Моя лучшая модель соответствия на основе результатов AIC:
mod8a<-glmer(ES.test~beach+method+(1|Year)+(1|index),data=y5,weights=egg.total,family=binomial)
Резюме показало:
summary(mod8a)#AIC=216732.9, same affect at every beach
Generalized linear mixed model fit by maximum likelihood (LaplaceApproximation) ['glmerMod']
Family: binomial ( logit )
Formula: ES.test ~ beach + method + (1 | Year) + (1 | index)
Data: y5
Weights: egg.total
AIC BIC logLik deviance df.resid
214834.2 214891.0 -107410.1 214820.2 24758
Scaled residuals:
Min 1Q Median 3Q Max
-1.92900 -0.09344 0.00957 0.14682 1.62327
Random effects:
Groups Name Variance Std.Dev.
index (Intercept) 1.6541 1.286
Year (Intercept) 0.6512 0.807
Number of obs: 24765, groups: index, 24765; Year, 19
Fixed effects:
Estimate Std. Error z value Pr(>|z|)
(Intercept) 0.65518 0.18646 3.514 0.000442 ***
beachHillsboro -0.06770 0.02143 -3.159 0.001583 **
beachHO/HA 0.31927 0.03716 8.591 < 2e-16 ***
methodHTL only 0.18106 0.02526 7.169 7.58e-13 ***
methodno clean 0.05989 0.03170 1.889 0.058853 .
---
Signif. codes: 0 ‘***’ 0.001 ‘**’ 0.01 ‘*’ 0.05 ‘.’ 0.1 ‘ ’ 1
Correlation of Fixed Effects:
(Intr) bchHll bHO/HA mtHTLo
beachHllsbr -0.002
beachHO/HA -0.054 0.047
mthdHTLonly -0.107 -0.242 0.355
methodnclen -0.084 -0.060 0.265 0.628
Что такое мой "перехват" (как видно выше)? Мне не хватает уровней фиксированных факторов, это потому, что R не может вычислить это?
Я проверил на Overdispersion:
overdisp_fun <- function(mod8a) {
+ ## number of variance parameters in
+ ## an n-by-n variance-covariance matrix
+ vpars <- function(m) {
+ nrow(m)*(nrow(m)+1)/2
+ }
+
+ model8a.df <- sum(sapply(VarCorr(mod8a),vpars))+length(fixef(mod8a))

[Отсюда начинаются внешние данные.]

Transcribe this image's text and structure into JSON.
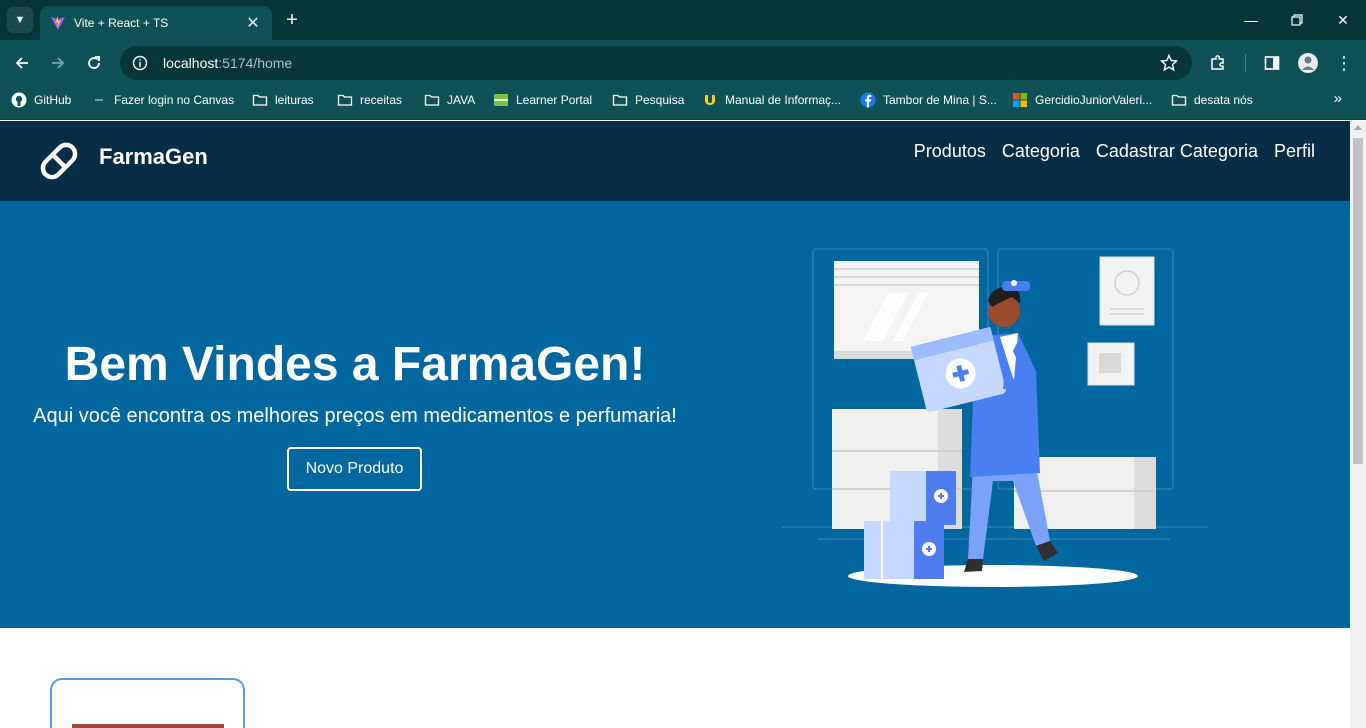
{
  "browser": {
    "tab_title": "Vite + React + TS",
    "url_host": "localhost",
    "url_path": ":5174/home",
    "bookmarks": [
      {
        "label": "GitHub",
        "icon": "github-icon"
      },
      {
        "label": "Fazer login no Canvas",
        "icon": "canvas-icon"
      },
      {
        "label": "leituras",
        "icon": "folder-icon"
      },
      {
        "label": "receitas",
        "icon": "folder-icon"
      },
      {
        "label": "JAVA",
        "icon": "folder-icon"
      },
      {
        "label": "Learner Portal",
        "icon": "learner-portal-icon"
      },
      {
        "label": "Pesquisa",
        "icon": "folder-icon"
      },
      {
        "label": "Manual de Informaç...",
        "icon": "u-logo-icon"
      },
      {
        "label": "Tambor de Mina | S...",
        "icon": "facebook-icon"
      },
      {
        "label": "GercidioJuniorValeri...",
        "icon": "microsoft-icon"
      },
      {
        "label": "desata nós",
        "icon": "folder-icon"
      }
    ]
  },
  "site": {
    "brand": "FarmaGen",
    "nav": [
      "Produtos",
      "Categoria",
      "Cadastrar Categoria",
      "Perfil"
    ]
  },
  "hero": {
    "title": "Bem Vindes a FarmaGen!",
    "subtitle": "Aqui você encontra os melhores preços em medicamentos e perfumaria!",
    "button": "Novo Produto"
  },
  "colors": {
    "nav_bg": "#072c45",
    "hero_bg": "#02669f",
    "browser_tabbar": "#06363a",
    "browser_toolbar": "#0f5156",
    "card_border": "#5a9be0"
  }
}
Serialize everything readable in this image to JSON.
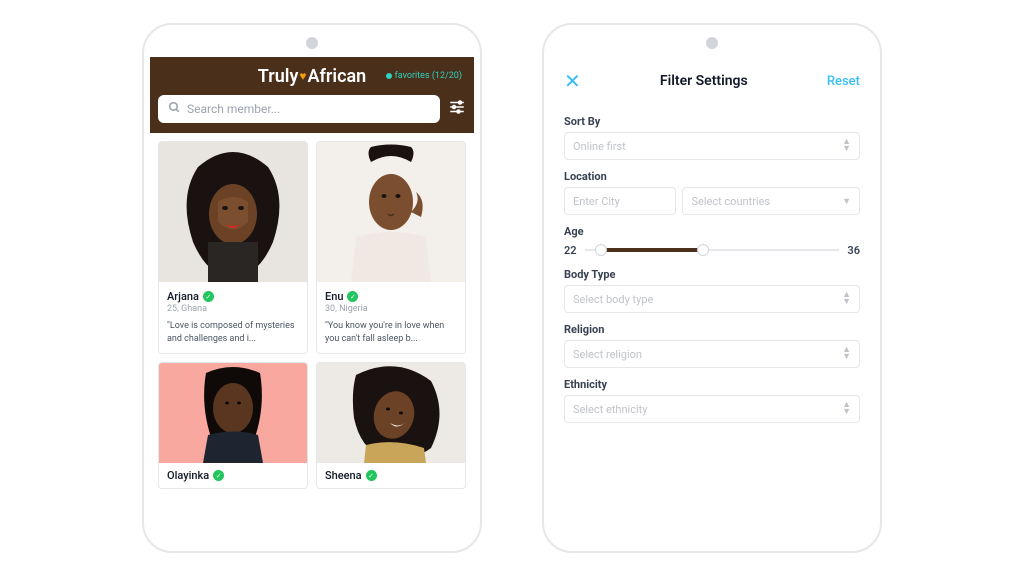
{
  "left": {
    "brand": {
      "pre": "Truly",
      "post": "African"
    },
    "favorites": "favorites (12/20)",
    "search_placeholder": "Search member...",
    "cards": [
      {
        "name": "Arjana",
        "meta": "25, Ghana",
        "quote": "\"Love is composed of mysteries and challenges and i..."
      },
      {
        "name": "Enu",
        "meta": "30, Nigeria",
        "quote": "\"You know you're in love when you can't fall asleep b..."
      },
      {
        "name": "Olayinka",
        "meta": "",
        "quote": ""
      },
      {
        "name": "Sheena",
        "meta": "",
        "quote": ""
      }
    ]
  },
  "right": {
    "title": "Filter Settings",
    "reset": "Reset",
    "sort": {
      "label": "Sort By",
      "value": "Online first"
    },
    "location": {
      "label": "Location",
      "city": "Enter City",
      "countries": "Select countries"
    },
    "age": {
      "label": "Age",
      "min": "22",
      "max": "36"
    },
    "body": {
      "label": "Body Type",
      "value": "Select body type"
    },
    "religion": {
      "label": "Religion",
      "value": "Select religion"
    },
    "ethnicity": {
      "label": "Ethnicity",
      "value": "Select ethnicity"
    }
  }
}
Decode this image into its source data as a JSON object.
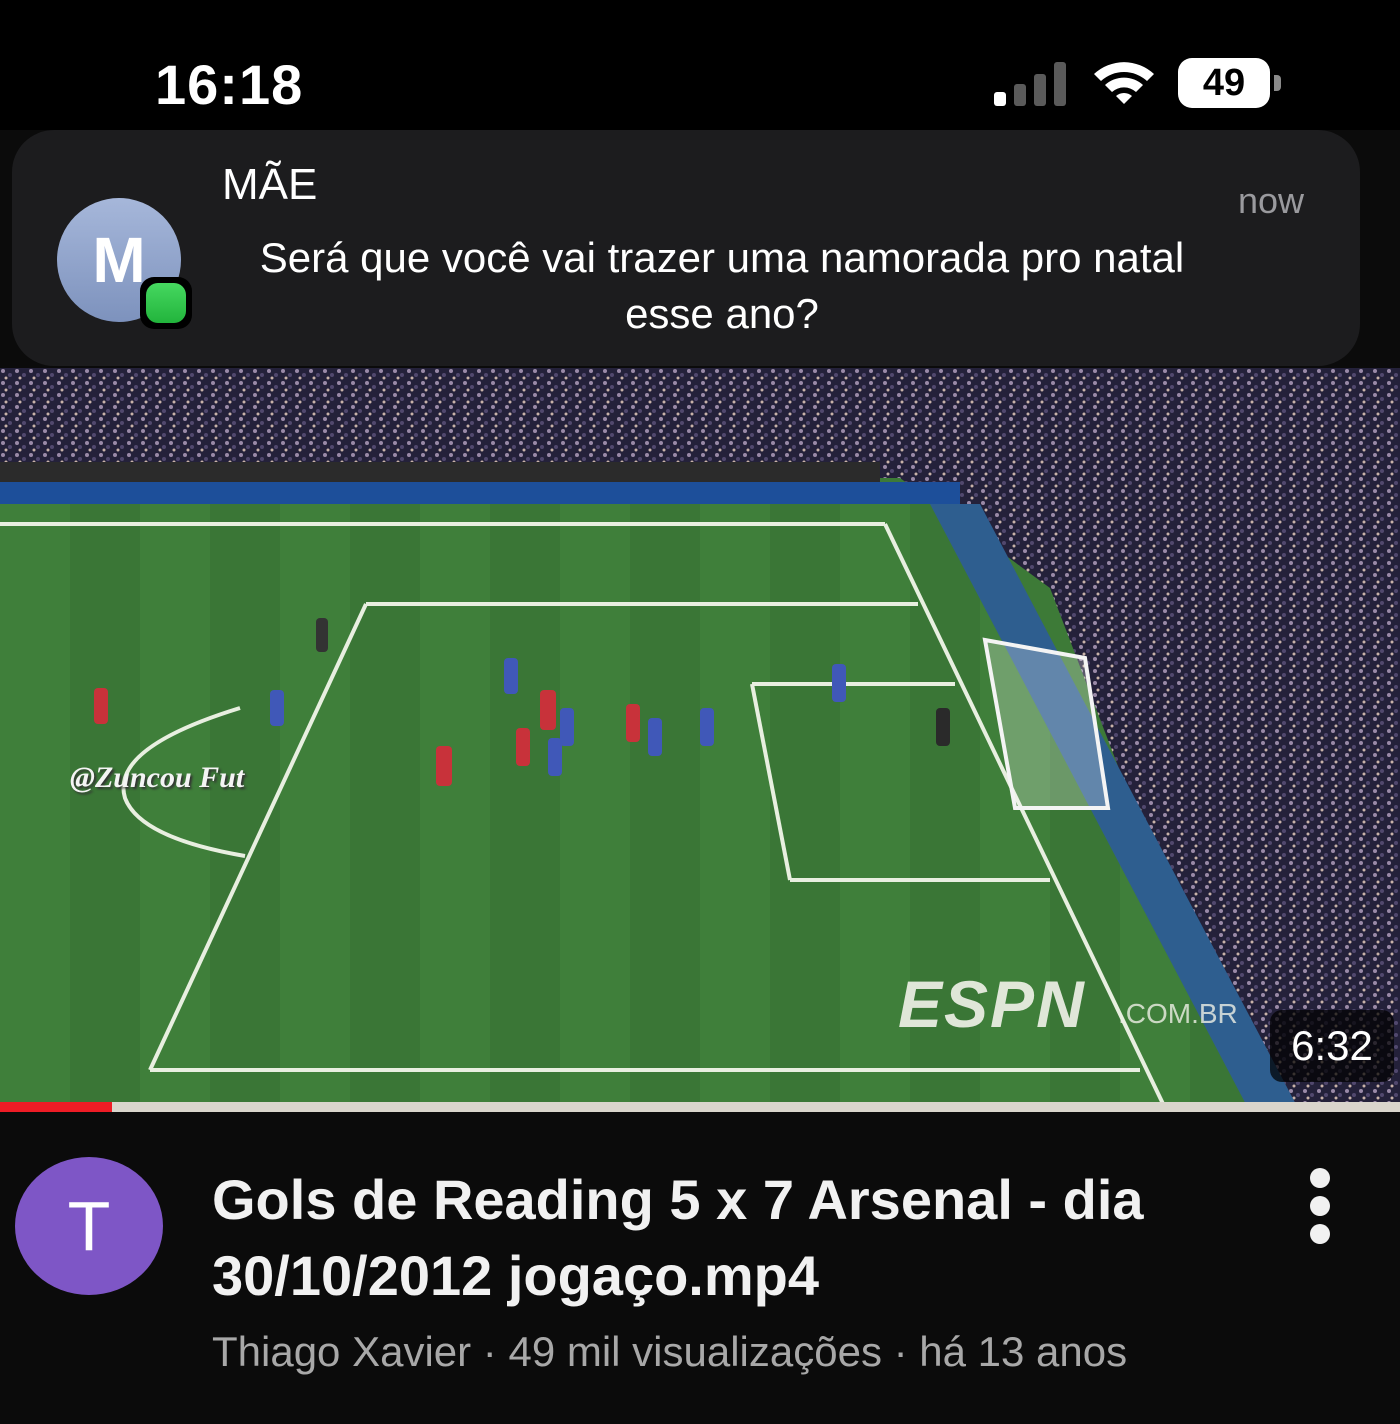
{
  "status_bar": {
    "time": "16:18",
    "battery": "49",
    "icons": [
      "signal-icon",
      "wifi-icon",
      "battery-icon"
    ]
  },
  "notification": {
    "avatar_letter": "M",
    "sender": "MÃE",
    "time": "now",
    "message": "Será que você vai trazer uma namorada pro natal esse ano?",
    "app_badge_color": "#34c759"
  },
  "video": {
    "watermark": "@Zuncou Fut",
    "broadcaster_logo": "ESPN",
    "broadcaster_domain": ".COM.BR",
    "duration": "6:32",
    "progress": 0.08,
    "progress_color": "#ee1c25",
    "channel_avatar_letter": "T",
    "channel_avatar_color": "#7e56c6",
    "title": "Gols de Reading 5 x 7 Arsenal - dia 30/10/2012 jogaço.mp4",
    "meta": "Thiago Xavier · 49 mil visualizações · há 13 anos"
  }
}
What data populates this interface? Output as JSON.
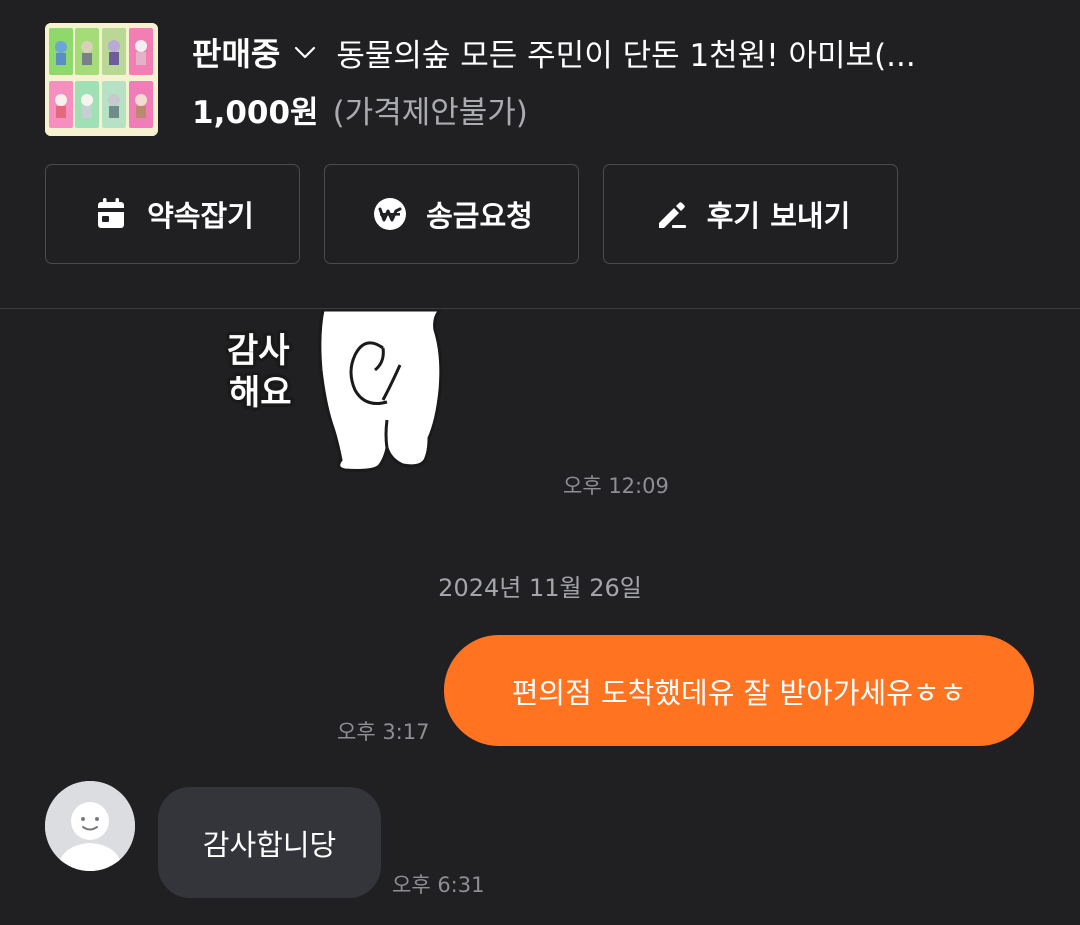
{
  "product": {
    "status": "판매중",
    "title": "동물의숲 모든 주민이 단돈 1천원! 아미보(...",
    "price": "1,000원",
    "price_note": "(가격제안불가)"
  },
  "actions": {
    "appointment": "약속잡기",
    "remit": "송금요청",
    "review": "후기 보내기"
  },
  "icons": {
    "status_dropdown": "chevron-down-icon",
    "appointment": "calendar-icon",
    "remit": "won-coin-icon",
    "review": "pencil-icon",
    "avatar": "default-profile-icon"
  },
  "colors": {
    "background": "#202023",
    "outgoing_bubble": "#ff7321",
    "incoming_bubble": "#34353a"
  },
  "chat": {
    "sticker_text": [
      "감사",
      "해요"
    ],
    "sticker_time": "오후 12:09",
    "date_separator": "2024년 11월 26일",
    "messages": [
      {
        "direction": "outgoing",
        "text": "편의점 도착했데유 잘 받아가세유ㅎㅎ",
        "time": "오후 3:17"
      },
      {
        "direction": "incoming",
        "text": "감사합니당",
        "time": "오후 6:31"
      }
    ]
  }
}
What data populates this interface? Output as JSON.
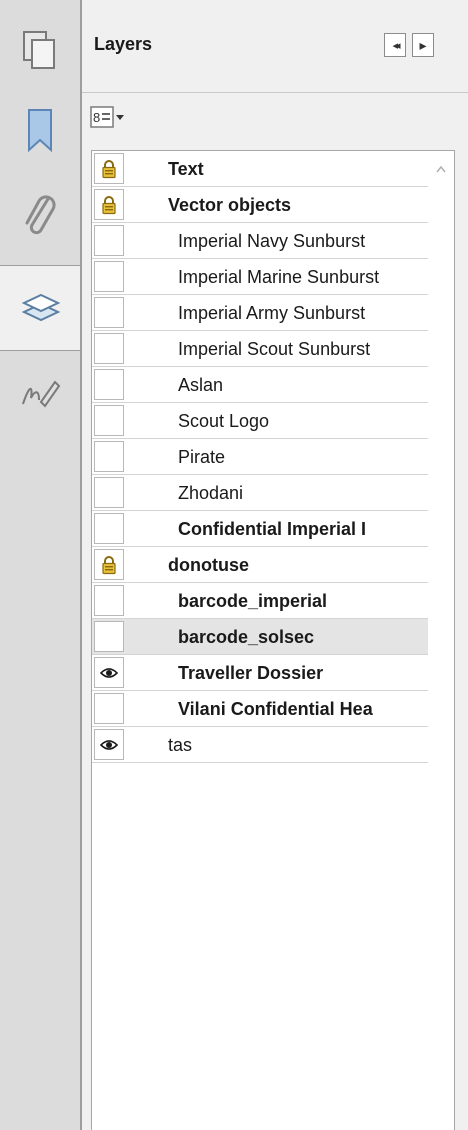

+ rdf <- nrow(model.frame(mod8a))-model8a.df
+ rp <- residuals(mod8a,type="pearson")
+ Pearson.chisq <- sum(rp^2)
+ prat <- Pearson.chisq/rdf
+ pval <- pchisq(Pearson.chisq, df=rdf, lower.tail=FALSE)
+ c(chisq=Pearson.chisq,ratio=prat,rdf=rdf,p=pval)
+ }
> overdisp_fun(mod8a)
chisq ratio rdf p
2.064765e+03 8.339790e-02 2.475800e+04 1.000000e+00
Это показывает сюжет mod8a, я хотел бы знать, почему я получаю такую кривую и что это значит
Наконец, я сделал многокомпонентный анализ с использованием Multcomp
ls1<- glht(mod8a, mcp(beach = "Tukey"))$linfct
ls2 <- glht(mod8a, mcp(method= "Tukey"))$linfct
summary(glht(mod8a, linfct = rbind(ls1, ls2)))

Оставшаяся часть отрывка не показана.